Dear Craig Newmark,
You finally responded to the open letter written by survivors who were trafficked for sex on your website. Thank you for reading their open letter which, as you know, we originally posted almost three months ago in the San Francisco Chronicle.
We were however very disappointed by your response to AK and MC's open letter. Craig, where is your apology? The Craigslist "adult services" section has made it less risky to sell a girl online than it is to force her to walk the streets. Craig, where is your outrage that your site is being used to commit such horrible crimes? With your "adult services" section you have made it much easier for traffickers to exploit children behind closed doors. You claim criminal misuse is rare, however recent studies have shown that Craigslist is by far the most efficient medium for advertising sex with young females; ads on your site received three times as many responses compared to identical ads placed on other sites. We recognize that Craigslist is an innovative company; we just thought you would be willing to take a more aggressive approach to protect the children in the communities you serve.
While we appreciate the work you have done so far, our argument has always been that it is simply not enough. The Rebecca Project and the girl survivors appeal to your sense of morality, and we hoped that your response would be quite different. Sex trafficking affects as many as 300,000 American children a year and, whether you like it or not, Craigslist plays a major role in this industry. We are asking you to take responsibility, ownership and adequate action for the website that bears your name. On numerous occasions you've cited the measures Craigslist has taken to address child sex trafficking. However, the National Center for Missing and Exploited Children has said that there were less than 50 reports in 2009. How is this possible if you are manually screening every ad on a website that boasts millions of users and billions of transactions? With Craigslist operating in all 50 states and internationally, the fact that less than 50 cases have been reported illustrates that your manual screening is inadequate.
Finally, we want to remind you that the victims here are young girls, usually between the ages of 11 and 14. The victims are underage girls and vulnerable children, lured or kidnapped from their homes by traffickers. Your website enables sex trafficking by allowing these men to sell the girls online. Your website connects the child victims to men who physically and sexually abuse the girls. This is a reality for not only AK and MC, but for hundreds of girls in the United States, Puerto Rico and Guam. Simply put, we are appalled that you are requesting the police reports from young victims as proof of their trauma. But Craig, your close relationship with law enforcement should make you well aware of these facts and we urge you to respect victims' rights and remove your requests for police reports from your websites and blog.

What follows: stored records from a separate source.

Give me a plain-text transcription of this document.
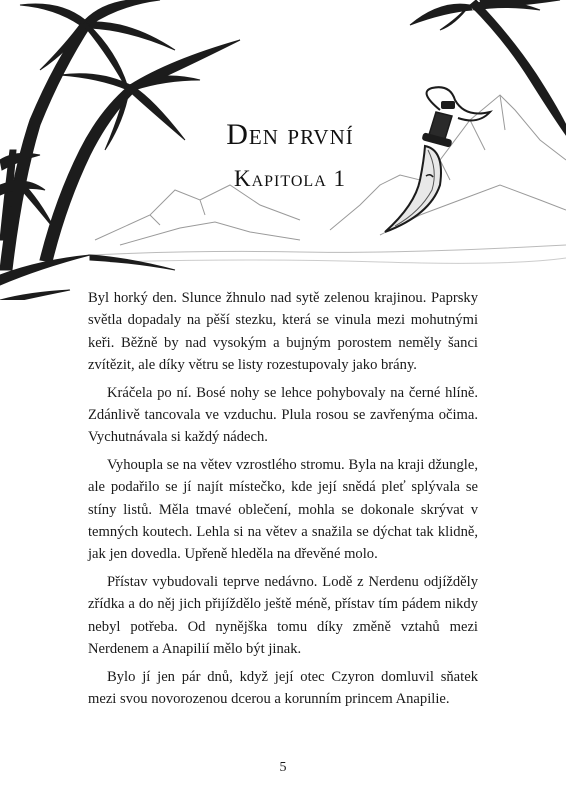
Den první
Kapitola 1

Byl horký den. Slunce žhnulo nad sytě zelenou krajinou. Paprsky světla dopadaly na pěší stezku, která se vinula mezi mohutnými keři. Běžně by nad vysokým a bujným porostem neměly šanci zvítězit, ale díky větru se listy rozestupovaly jako brány.

Kráčela po ní. Bosé nohy se lehce pohybovaly na černé hlíně. Zdánlivě tancovala ve vzduchu. Plula rosou se zavřenýma očima. Vychutnávala si každý nádech.

Vyhoupla se na větev vzrostlého stromu. Byla na kraji džungle, ale podařilo se jí najít místečko, kde její snědá pleť splývala se stíny listů. Měla tmavé oblečení, mohla se dokonale skrývat v temných koutech. Lehla si na větev a snažila se dýchat tak klidně, jak jen dovedla. Upřeně hleděla na dřevěné molo.

Přístav vybudovali teprve nedávno. Lodě z Nerdenu odjížděly zřídka a do něj jich přijíždělo ještě méně, přístav tím pádem nikdy nebyl potřeba. Od nynějška tomu díky změně vztahů mezi Nerdenem a Anapilií mělo být jinak.

Bylo jí jen pár dnů, když její otec Czyron domluvil sňatek mezi svou novorozenou dcerou a korunním princem Anapilie.

5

Craig, if this were a bar and children were being raped in the basement we would close the bar down to protect the children. We are asking you to do what's right, close down the adult services section until you have an effective solution that ensures children will not be bought and sold online. When asked for a comment, the President of the National Center for Missing and Exploited Children told us, "Craigslist has taken steps, including requiring credit card validation, screening ads, reporting suspicious ads to the National Center for Missing & Exploited Children, and cooperating with law enforcement investigations. Yet, American kids continue to be marketed and sold online for sex. The problem is not declining, it is growing. The goal is to end this insidious 'industry.' Craigslist needs to do more, and every other online classifieds company needs to join them."
Craig, please join us in fighting these criminals together and lead your industry in this fight.